11 December 2010

The Fussy Writer's Guide to Making Time to Write, part 3

This post is part 3 of a 3-part series. Part 1 is here. Part 2 is here.

It's not just about the writing, you know. It's about having time to dream. It's about a sense of spaciousness. It's about having room to breathe.


Without these things, I personally think we're not fully human. We need time. You need time.

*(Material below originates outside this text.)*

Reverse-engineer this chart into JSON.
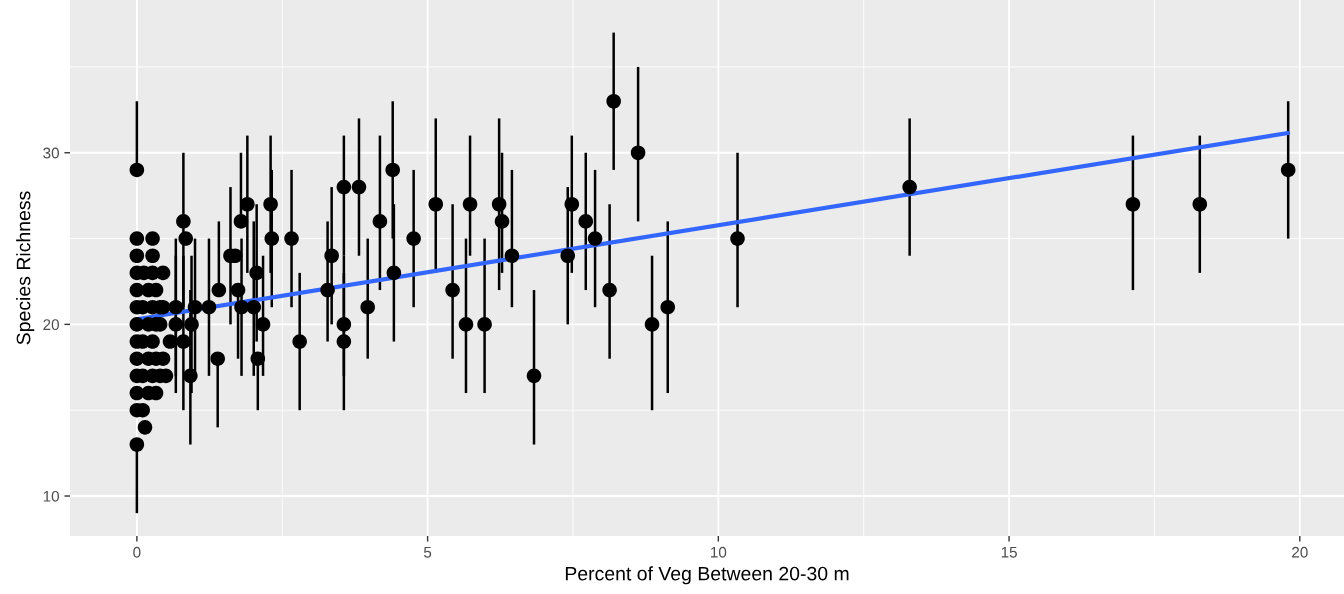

For me, the answer to getting a dribble of income going has been turning (again) to freelancing. For a while I worked for a charitable organization, writing web copy. That was an okay gig. Eventually, I discovered the world of online content writing. I write for a large studio that offers up front pay, and my goal for 2011 is to get more into writing for revenue share. I've barely begun putting ads on my own websites, mostly because my track record in writing consistently for those is crap (obviously), but it's something to consider. There are people out there who offer great and free advice on how to get into online writing. Start with No Job for Mom, and if that turns your crank, try The Freelancer Today's Make Money Writing a Blog series.

Let me be clear about this: online writing is not your key to instant wealth, and I don't recommend it for everyone. Most sites pay a scanty amount. You have to write very well, very fast, in order to make an okay amount. If you're going for revenue share / ad revenue, you have to be persistent and you have to not have a pile of bills or debt waiting for immediate payment. Many people have a fantasy that writers make a ton of money, and that there's some magical online source that will pour cash into your bank account if you can only get there.

This fantasy is false, at least for me. (Of course, if any of you have reached the pot of gold at the end of the rainbow, feel free to comment!) My experience is that online writing is okay part time work that pays an okay part time wage, most of the time.

But remember how you just spent some time paring down your expenses? It doesn't matter if your income is a dribble. Your outflow is also a dribble. And you'll have the luxury of time.

It doesn't have to be freelance writing. Try dogwalking. Or part-time receptionist work. Or anything that doesn't make you feel like hell all the time.

If you're a fussy writer, like me, it will be worth it.